Every year around late May, early June, you start to see the caps and gowns, and farewell addresses to the class of the year. Whether the past school year had been cruel or easygoing, it comes to a close. With that closing comes graduation. Each individual preparing for this momentous occasion is hit with nostalgia, excitement, and anxiety all at the same time. They sit in the graduation ceremony surrounded by people who you might have been told on the first day weren't going to make it, and maybe some didn't, but the time to weep is gone, and the time to celebrate is here.

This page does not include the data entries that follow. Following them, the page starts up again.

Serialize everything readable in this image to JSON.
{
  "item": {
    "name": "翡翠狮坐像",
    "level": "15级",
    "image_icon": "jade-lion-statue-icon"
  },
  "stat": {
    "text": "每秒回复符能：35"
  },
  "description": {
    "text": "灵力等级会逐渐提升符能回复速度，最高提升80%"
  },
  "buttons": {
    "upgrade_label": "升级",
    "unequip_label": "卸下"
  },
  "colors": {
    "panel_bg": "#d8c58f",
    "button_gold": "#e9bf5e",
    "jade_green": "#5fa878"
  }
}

I partook in going to a graduation this year that moved me like no other before. I felt obligated to share the experience. We met complications along the road heading towards the graduation. My family and I traveled from New York to Maryland just to see my sister receive her Bachelor's degree from HBCU Bowie State University. The complications we faced were nothing and nothing would stop us. Traffic? Ha! Normally, traffic would be a real pain: that control taken from me, unable to physically move every car out of the way of the rented one my Uncle was driving. This is that one time that I sensed how meaningless it is to be upset at something we have no control over. We had made it so far to get to one location, for one event, and it was going to happen, regardless of whatever circumstances that came across our path.
But there’s always a way, and the traffic lead us right into our destination. We found a way to get into the Xfinity center and park (when almost all parking lots were filled to the brim), just like how my sister found a way to get her degree. No one has the time of their life without overcoming some kind of pain that, in fact, makes the joy so much more worthwhile. You don’t know what’s really good without facing the bad, ugly, deconstruction in its face and telling those trials they won’t take the best of you and destroy you. Getting inside the packed center with families of over 1,000 graduates was magical. On a day when the weather was supposed to stay cloudy and bland, the sun shined through the clouds to smile with every proud parent, ecstatic child, rooting relative, and supportive friend. My mom had gotten a seat earlier because she refused to sit in the nosebleeds, so we had a clear view of the ceremony. I got to sit down and hear other loved ones of this university's soon-to-be graduates roar in excitement with every opportunity they got. Anytime someone on the mic would say “Class of 2016!”, or speak on how much it personally means to them to have made it this far, the students would give a powerful praise. The President of the school, professors, elected officials, and John Lewis (former member of SNIC) spoke out to the students. Besides Lewis, the best statement came from a student. This was our Super Bowl and everyone was a winner (Class President speaking below).
An everlasting joy that a moment couldn’t contain, but somehow it did, these HBCU graduates of Bowie University at that very moment were proud, inspired, and most importantly, ready. Ready for the world ahead of them and ready for results in their work that they’ll continue to strive for. It reminded me of my first college (Claflin University). You make decisions when you’re young that will affect you later on in life, so as much as I’d love to dedicate my writings to many of the people that have come before and those who’ve made those accomplishments, this is really the pre-graduation piece for those who haven’t achieved that goal, if it is what they want. Any one of the graduates that have just walked across their respective school's ceremonial stage and received their diploma could have simply chosen not to do it. Every single graduate made the decision to get their degree, whether it is an Associate's, Bachelor's, Master's, or Doctorate. It was a landmark that proves determination at it's finest.
For the pre-graduates:
Path
Follow forth footsteps of a vision
before consequences settle, rumble.
Knock out numbers like they'll lock you up if you don't get them first.
Do you drive the hearse or ride?
Ball is life with a boxing match ring as your court.
But you gotta think outside the box to win this sport.
Your mind is your greatest prize.
Though papers have your name,
jobs take your time,
this is a sign, a mirror with cap and gown,
because you already won when you decided to fight.
Put on your suit
when the time is right.
A wise man once told me, "you never stop being a student". He was in his 80s and understood that he wouldn’t know it all, but he would continue to learn until the day he dies. Keep learning, we're all students of life.